Child Support as a Debt Obligation vs. Income
Lenders draw a strict distinction between child support received (income) and child support paid (debt). When a borrower pays child support or alimony, the lender includes that payment as a recurring liability in the debt-to-income ratio calculation. This obligation reduces borrowing capacity regardless of whether the payment appears on a credit report. Conversely, when a borrower receives child support or alimony, it increases qualifying income, but only if the continuance and documentation requirements are met.
A borrower who both pays and receives support (for example, from different relationships) will have each stream evaluated independently. The paid obligation counts as debt; the received payments count as income, subject to the verification standards described above. These are not netted against each other but are instead entered separately in the debt-to-income calculation.
Agency-Specific Guidelines
Fannie Mae (Selling Guide B3-3.1-09) requires documented receipt for a minimum of six months, though most lenders apply a 12-month standard as an overlay. The three-year continuance requirement applies, and the full amount must be verified through the legal order and payment records.
Freddie Mac (Single-Family Seller/Servicer Guide Section 5306.1) applies substantially similar requirements, including the three-year continuance rule and verification of consistent receipt. Freddie Mac also permits the use of non-taxable income gross-up when applicable.

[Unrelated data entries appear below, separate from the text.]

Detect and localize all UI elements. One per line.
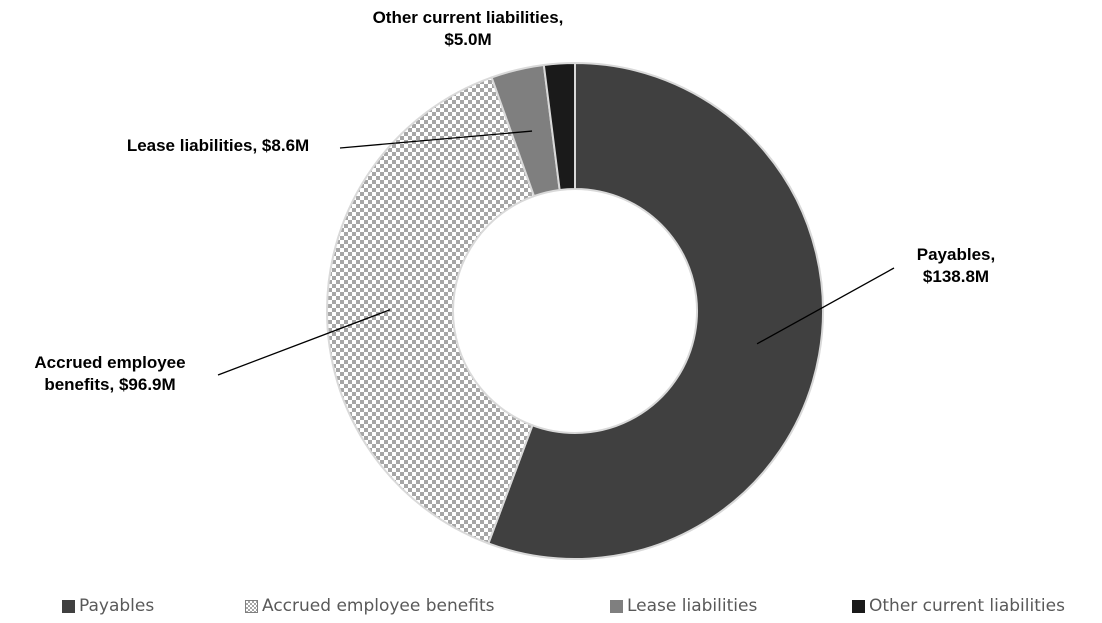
legend-item-other-current-liabilities[interactable]: Other current liabilities [852, 596, 1065, 616]
data-labels: Payables, $138.8M Accrued employee benefits… [34, 8, 995, 394]
data-label-lease-liabilities: Lease liabilities, $8.6M [127, 136, 309, 155]
legend-label: Payables [79, 596, 155, 616]
data-label-other-current-liabilities: Other current liabilities, $5.0M [373, 8, 564, 49]
legend-label: Other current liabilities [869, 596, 1065, 616]
legend-item-payables[interactable]: Payables [62, 596, 154, 616]
slice-payables[interactable] [487, 61, 824, 560]
leader-line-lease-liabilities [339, 130, 533, 149]
legend-swatch-other [852, 599, 865, 613]
legend-swatch-accrued [245, 599, 258, 613]
legend-item-accrued-employee-benefits[interactable]: Accrued employee benefits [245, 596, 494, 616]
leader-lines [217, 130, 895, 376]
leader-line-payables [756, 267, 895, 345]
slice-other-current-liabilities[interactable] [542, 61, 576, 192]
legend-item-lease-liabilities[interactable]: Lease liabilities [610, 596, 757, 616]
slice-accrued-employee-benefits[interactable] [326, 76, 536, 545]
data-label-payables: Payables, $138.8M [917, 245, 995, 286]
legend: Payables Accrued employee benefits Lease… [0, 596, 1102, 620]
legend-label: Lease liabilities [627, 596, 758, 616]
donut-slices [326, 61, 824, 560]
legend-swatch-payables [62, 599, 75, 613]
legend-swatch-lease [610, 599, 623, 613]
donut-chart: Payables, $138.8M Accrued employee benefits… [34, 8, 995, 560]
leader-line-accrued-employee-benefits [217, 309, 391, 376]
data-label-accrued-employee-benefits: Accrued employee benefits, $96.9M [34, 353, 185, 394]
legend-label: Accrued employee benefits [262, 596, 495, 616]
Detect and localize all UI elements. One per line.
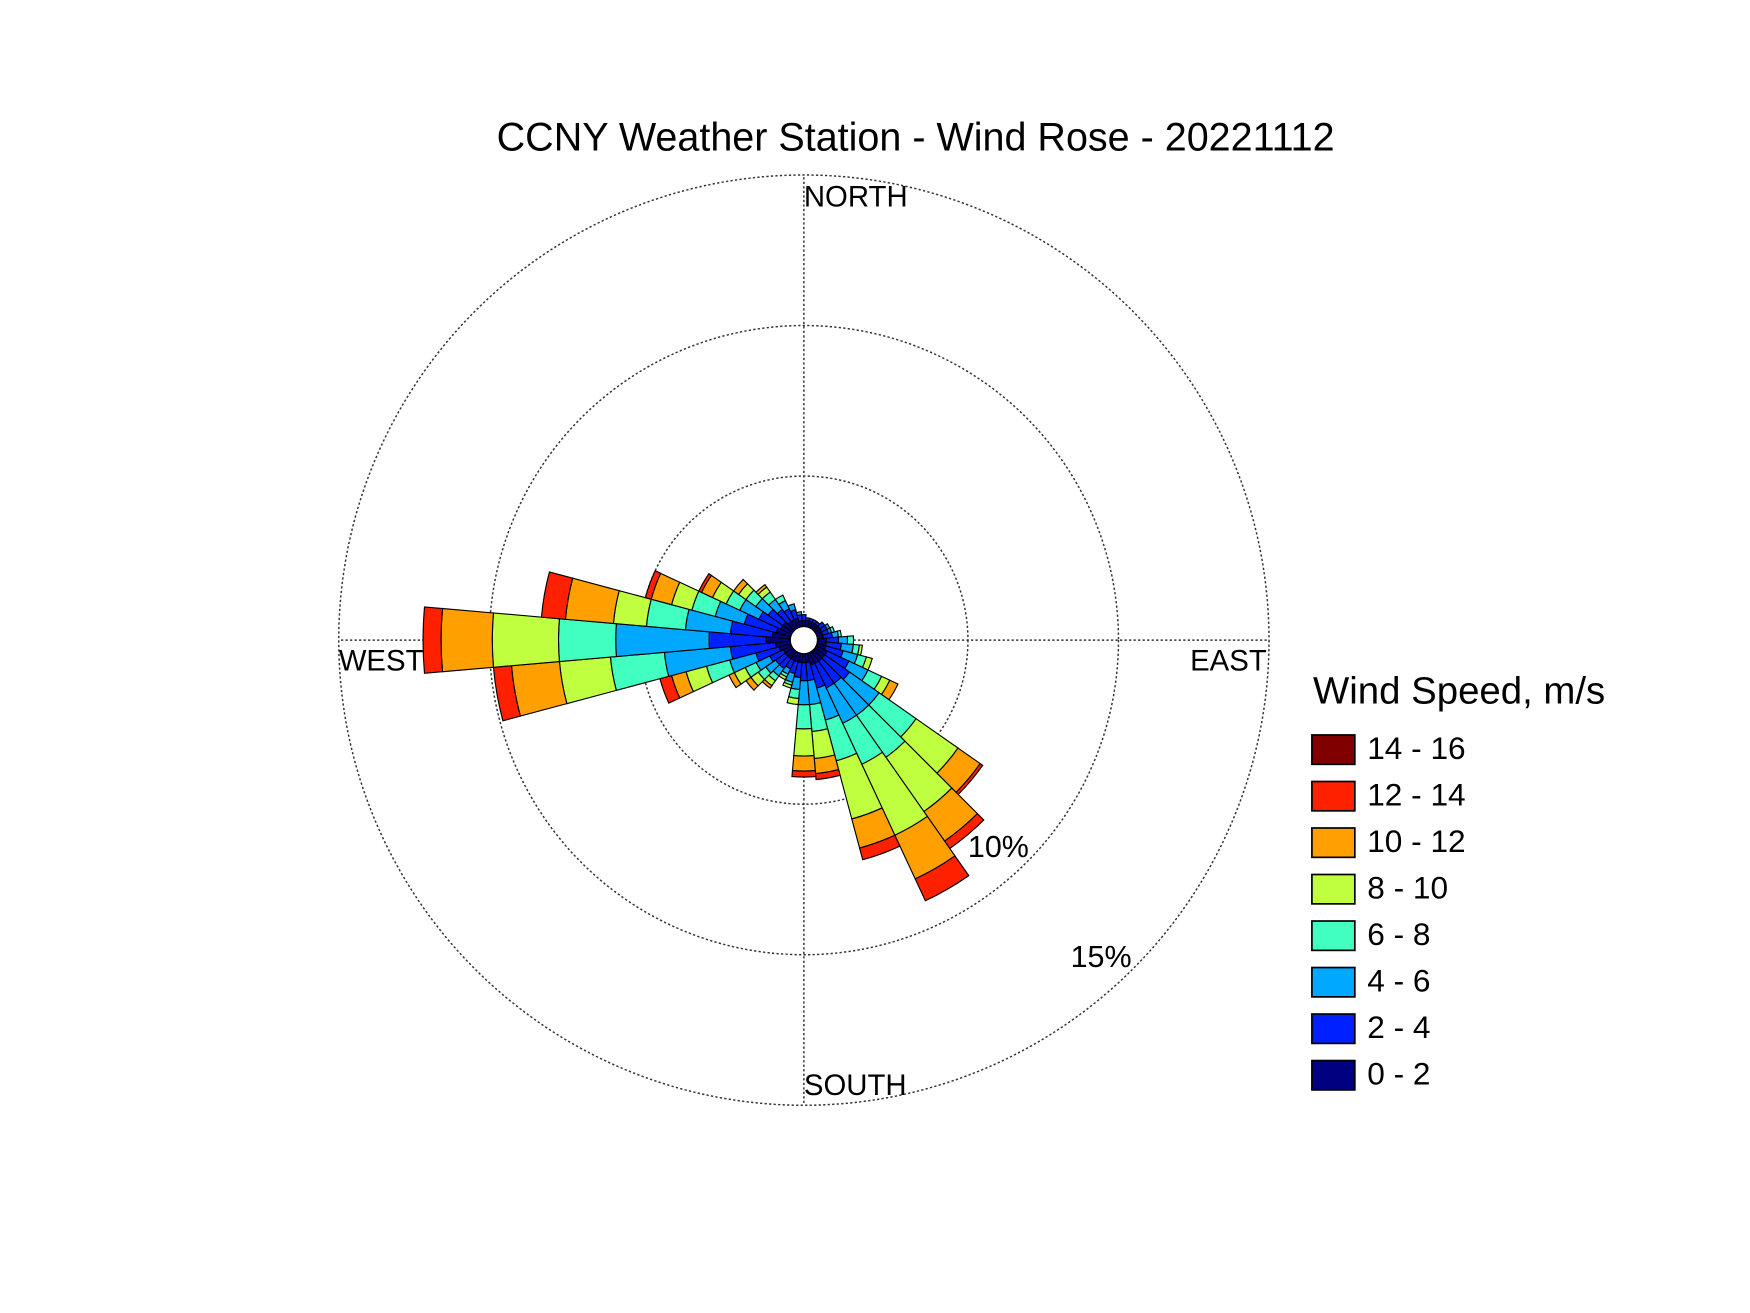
wedge	[557, 618, 618, 663]
wedge	[422, 606, 444, 674]
wedge	[836, 629, 842, 638]
center-hole	[789, 626, 818, 655]
wedge	[732, 578, 749, 596]
wedge	[774, 594, 787, 606]
legend-swatch	[1311, 827, 1356, 859]
legend-label: 0 - 2	[1367, 1056, 1430, 1092]
compass-label: NORTH	[804, 180, 908, 213]
compass-label: EAST	[1190, 644, 1267, 677]
legend-label: 2 - 4	[1367, 1009, 1430, 1045]
wedge	[795, 703, 813, 730]
wedge	[814, 768, 841, 781]
wedge	[795, 611, 803, 617]
grid-ring	[338, 174, 1270, 1107]
legend-swatch	[1311, 734, 1356, 766]
legend-label: 4 - 6	[1367, 963, 1430, 999]
wedge	[793, 727, 815, 757]
legend-swatch	[1311, 966, 1356, 998]
legend-label: 6 - 8	[1367, 916, 1430, 952]
wedge	[755, 583, 768, 596]
wedge	[440, 607, 495, 673]
legend-label: 10 - 12	[1367, 823, 1465, 859]
wedge	[858, 834, 901, 861]
wedge	[914, 855, 970, 902]
compass-label: WEST	[339, 644, 424, 677]
wedge	[644, 570, 662, 600]
legend-swatch	[1311, 1013, 1356, 1045]
legend-label: 8 - 10	[1367, 870, 1448, 906]
chart-title: CCNY Weather Station - Wind Rose - 20221…	[497, 115, 1335, 159]
wedge	[786, 696, 800, 706]
legend-swatch	[1311, 920, 1356, 952]
legend-swatch	[1311, 1059, 1356, 1091]
compass-label: SOUTH	[804, 1069, 907, 1102]
wedge	[791, 769, 817, 778]
legend-label: 12 - 14	[1367, 777, 1465, 813]
wedge	[698, 572, 713, 594]
legend-title: Wind Speed, m/s	[1313, 669, 1605, 712]
legend-swatch	[1311, 873, 1356, 905]
r-tick-label: 15%	[1071, 940, 1132, 974]
wedge	[782, 681, 793, 689]
wedge	[787, 603, 797, 613]
wedge	[846, 635, 855, 646]
wedge	[491, 612, 561, 668]
r-tick-label: 10%	[968, 830, 1029, 864]
legend-label: 14 - 16	[1367, 730, 1465, 766]
wedge	[540, 571, 574, 620]
legend-swatch	[1311, 780, 1356, 812]
wedge	[791, 754, 816, 772]
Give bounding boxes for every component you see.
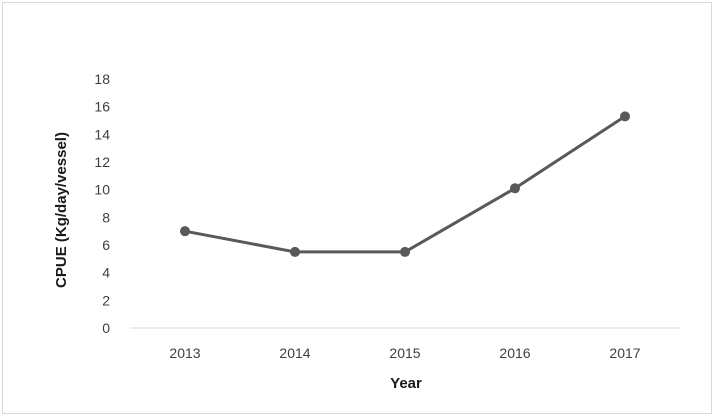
- data-point: [290, 246, 300, 257]
- x-tick-label: 2013: [169, 345, 200, 361]
- x-tick-label: 2017: [609, 345, 640, 361]
- y-tick-label: 12: [94, 154, 110, 170]
- series-group: [180, 111, 630, 257]
- y-axis-ticks: 0 2 4 6 8 10 12 14 16 18: [94, 71, 110, 336]
- y-tick-label: 4: [102, 265, 110, 281]
- y-tick-label: 14: [94, 126, 110, 142]
- x-tick-label: 2016: [499, 345, 530, 361]
- y-tick-label: 18: [94, 71, 110, 87]
- y-tick-label: 16: [94, 99, 110, 115]
- data-point: [620, 111, 630, 122]
- chart-frame: [2, 2, 712, 414]
- y-tick-label: 2: [102, 292, 110, 308]
- data-point: [510, 183, 520, 194]
- y-tick-label: 8: [102, 209, 110, 225]
- x-tick-label: 2014: [279, 345, 310, 361]
- y-tick-label: 10: [94, 182, 110, 198]
- x-axis-title: Year: [390, 375, 422, 392]
- data-point: [180, 226, 190, 237]
- x-tick-label: 2015: [389, 345, 420, 361]
- y-tick-label: 0: [102, 320, 110, 336]
- data-point: [400, 246, 410, 257]
- y-tick-label: 6: [102, 237, 110, 253]
- x-axis-ticks: 2013 2014 2015 2016 2017: [169, 345, 640, 361]
- series-line: [184, 115, 626, 254]
- y-axis-title: CPUE (Kg/day/vessel): [53, 132, 70, 288]
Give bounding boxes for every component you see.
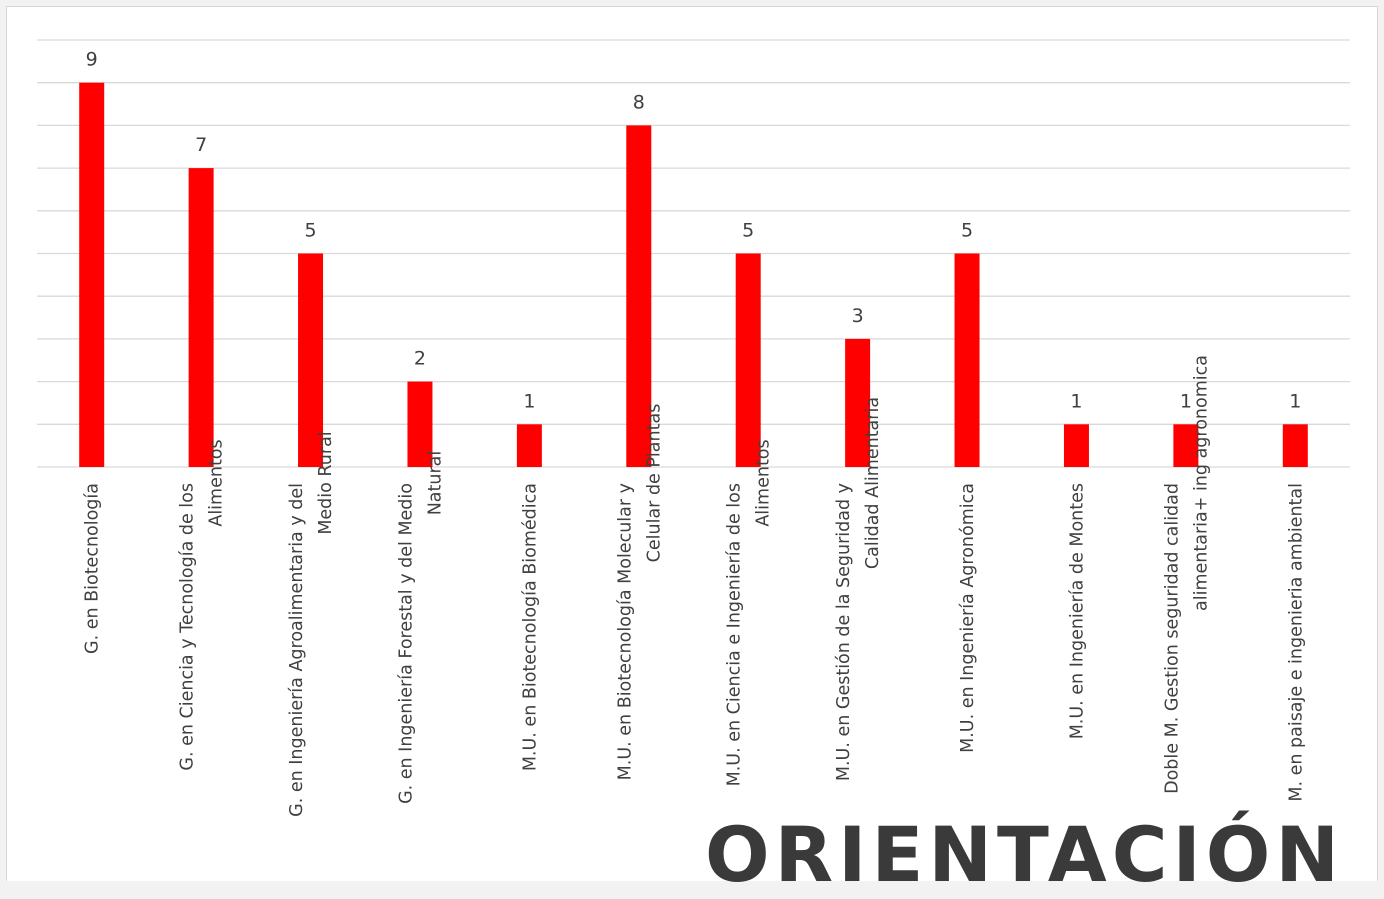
category-label: M.U. en Biotecnología Molecular y bbox=[615, 483, 635, 780]
category-label: M.U. en Ciencia e Ingeniería de los bbox=[725, 483, 745, 786]
category-label: M.U. en Ingeniería de Montes bbox=[1067, 483, 1087, 739]
bar bbox=[79, 83, 104, 467]
data-label: 7 bbox=[195, 134, 207, 156]
category-label: Alimentos bbox=[754, 439, 774, 526]
category-label: Natural bbox=[425, 451, 445, 516]
bar bbox=[189, 168, 214, 467]
category-label: G. en Ingeniería Agroalimentaria y del bbox=[287, 483, 307, 817]
data-label: 1 bbox=[1070, 390, 1082, 412]
category-label: Celular de Plantas bbox=[644, 404, 664, 563]
bar bbox=[736, 254, 761, 468]
category-label: M.U. en Gestión de la Seguridad y bbox=[834, 483, 854, 781]
data-label: 3 bbox=[852, 305, 864, 327]
data-label: 5 bbox=[742, 220, 754, 242]
category-label: M.U. en Biotecnología Biomédica bbox=[520, 483, 540, 771]
data-label: 1 bbox=[1180, 390, 1192, 412]
bar-chart: 9 G. en Biotecnología 7 G. en Ciencia y Tec… bbox=[0, 0, 1384, 881]
data-label: 1 bbox=[523, 390, 535, 412]
category-label: G. en Biotecnología bbox=[83, 483, 103, 654]
category-label: Alimentos bbox=[207, 439, 227, 526]
bar bbox=[1283, 424, 1308, 467]
category-label: M. en paisaje e ingenieria ambiental bbox=[1286, 483, 1306, 802]
category-label: Doble M. Gestion seguridad calidad bbox=[1162, 483, 1182, 794]
data-label: 2 bbox=[414, 348, 426, 370]
data-label: 5 bbox=[961, 220, 973, 242]
category-label: alimentaria+ ing agronomica bbox=[1191, 355, 1211, 611]
category-label: M.U. en Ingeniería Agronómica bbox=[958, 483, 978, 753]
data-label: 9 bbox=[86, 49, 98, 71]
overlay-title: ORIENTACIÓN bbox=[705, 817, 1344, 893]
category-label: G. en Ingeniería Forestal y del Medio bbox=[396, 483, 416, 804]
data-label: 1 bbox=[1289, 390, 1301, 412]
data-label: 8 bbox=[633, 91, 645, 113]
category-label: Medio Rural bbox=[316, 431, 336, 534]
bar bbox=[517, 424, 542, 467]
category-label: G. en Ciencia y Tecnología de los bbox=[178, 483, 198, 771]
data-label: 5 bbox=[304, 220, 316, 242]
category-label: Calidad Alimentaria bbox=[863, 397, 883, 569]
bar bbox=[1064, 424, 1089, 467]
bar bbox=[955, 254, 980, 468]
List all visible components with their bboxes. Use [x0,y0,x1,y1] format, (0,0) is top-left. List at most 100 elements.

Per HUD Handbook 4000.1, child support and alimony income must be verified through the divorce decree, court order, or separation agreement, with documentation of at least six months of consistent receipt and evidence that the income will continue for a minimum of three years from the date of the mortgage application. or court order and that the borrower provide evidence of regular receipt for the most recent 12 months. FHA also enforces the three-year continuance requirement and allows gross-up of non-taxable income at the rate specified by the lender, generally not exceeding 25%.
VA loans follow similar principles under the VA Lender Handbook (Chapter 4), requiring documentation of the legal obligation and consistent receipt history. VA lenders also apply the continuance test and permit gross-up for non-taxable income sources.
Interaction with Overall Income Assessment
Child support and alimony income are combined with all other qualifying income sources (employment, self-employment, investment income, and others), when lenders calculate total qualifying income. Borrowers who rely heavily on support income should ensure that all documentation is current and complete before applying, as gaps or inconsistencies in this income source are a frequent cause of mortgage application delays or denials.